Wednesday, September 7, 2011

Warehouse-Scale Computing: Entering the Teenage Decade

Motivation:
The keynote at ISCA 2011 by Luiz Andre Barroso describes the challenges that warehouse scale computing faces in the next ten years. Tracing the history of warehouse scale computing from early 2000s, the presentation presents a window into the changes that have taken place in the last decade.


Main Ideas:
- Importance of low latency: The biggest idea that I found in the talk was the stress on the importance for low latency computation and I/O. For the computation, this means that using wimpy cores is not always good enough and having brawny cores helps in easily exploiting request-level parallelism.
- In terms of I/O, the advent of flash and how it is integrated into the storage hierarchy is an important problem. While flash has very good random I/O latency when compared to disks, the tail latency is high due to slow erase cycles (sometimes worse than disk).
- Power management: Over the last decade, power management has mostly looked at how to make the datacenter more efficient. The gains from this are lower now and we need to look at how to make individual machines more efficient. Further, there are other related problems like not using potable water for cooling and being able to have servers which can work better with load peaks.
- Disaggregation: The main idea behind dis-aggregation is that resources are utilized better when they can be shared across the datacenter and are not in small silos.
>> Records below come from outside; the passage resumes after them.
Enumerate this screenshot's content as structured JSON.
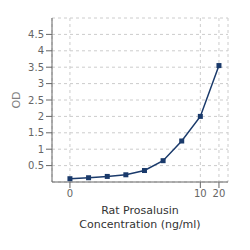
{
  "chart_data": {
    "type": "line",
    "x": [
      0.078,
      0.156,
      0.313,
      0.625,
      1.25,
      2.5,
      5,
      10,
      20
    ],
    "values": [
      0.1,
      0.13,
      0.17,
      0.22,
      0.35,
      0.65,
      1.25,
      2.0,
      3.55
    ],
    "xlabel": "Rat Prosalusin\nConcentration (ng/ml)",
    "ylabel": "OD",
    "log": "x",
    "xlim": [
      0.04,
      28
    ],
    "ylim": [
      0,
      5
    ],
    "xticks": [
      {
        "value": 0.078,
        "label": "0"
      },
      10,
      20
    ],
    "yticks": [
      0.5,
      1,
      1.5,
      2,
      2.5,
      3,
      3.5,
      4,
      4.5
    ],
    "grid": true,
    "color": "#1a3a6b",
    "marker": "square"
  }
}
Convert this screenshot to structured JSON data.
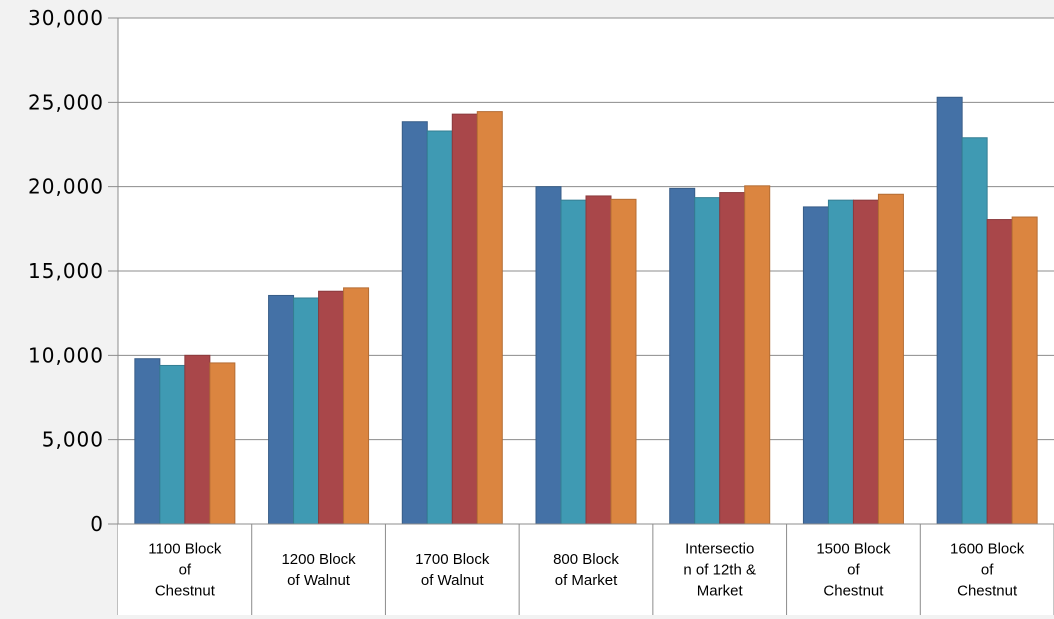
{
  "chart_data": {
    "type": "bar",
    "categories": [
      [
        "1100 Block",
        "of",
        "Chestnut"
      ],
      [
        "1200 Block",
        "of Walnut"
      ],
      [
        "1700 Block",
        "of Walnut"
      ],
      [
        "800 Block",
        "of Market"
      ],
      [
        "Intersectio",
        "n of 12th &",
        "Market"
      ],
      [
        "1500 Block",
        "of",
        "Chestnut"
      ],
      [
        "1600 Block",
        "of",
        "Chestnut"
      ]
    ],
    "series": [
      {
        "values": [
          9800,
          13550,
          23850,
          20000,
          19900,
          18800,
          25300
        ],
        "color": "#4471a6"
      },
      {
        "values": [
          9400,
          13400,
          23300,
          19200,
          19350,
          19200,
          22900
        ],
        "color": "#3f9ab3"
      },
      {
        "values": [
          10000,
          13800,
          24300,
          19450,
          19650,
          19200,
          18050
        ],
        "color": "#a9474a"
      },
      {
        "values": [
          9550,
          14000,
          24450,
          19250,
          20050,
          19550,
          18200
        ],
        "color": "#db8540"
      }
    ],
    "yticks": [
      "0",
      "5,000",
      "10,000",
      "15,000",
      "20,000",
      "25,000",
      "30,000"
    ],
    "ylim": [
      0,
      30000
    ],
    "grid": true,
    "title": "",
    "xlabel": "",
    "ylabel": ""
  }
}
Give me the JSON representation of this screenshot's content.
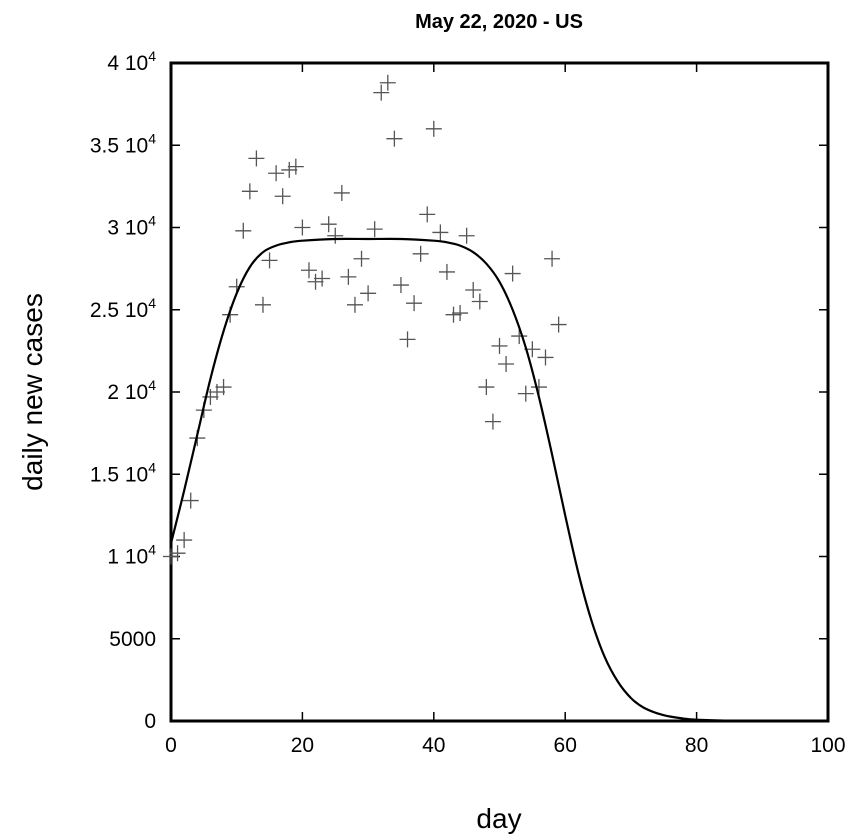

Disk resources can be said to be dis-aggregated as network speeds allow access to remote disks to be almost as fast as local disk accesses.  There is a lot of work happening in the area of full bisection bandwidth in datacenters and faster networks could hopefully lead to more resources being dis-aggregated.

Trade-offs/influence:
- The changing nature of the workloads (e.g., Google Instant, Twitter) has led to the need for warehouse scale computers to support low latency operations along with other constraints such as energy efficiency.
- The example showing how much slower TCP is compared to RDMA highlights that many parts of the stack need to be restructured to build a low latency warehouse scale computer. I think this idea could be a great influence in terms of the research and development over the next decade.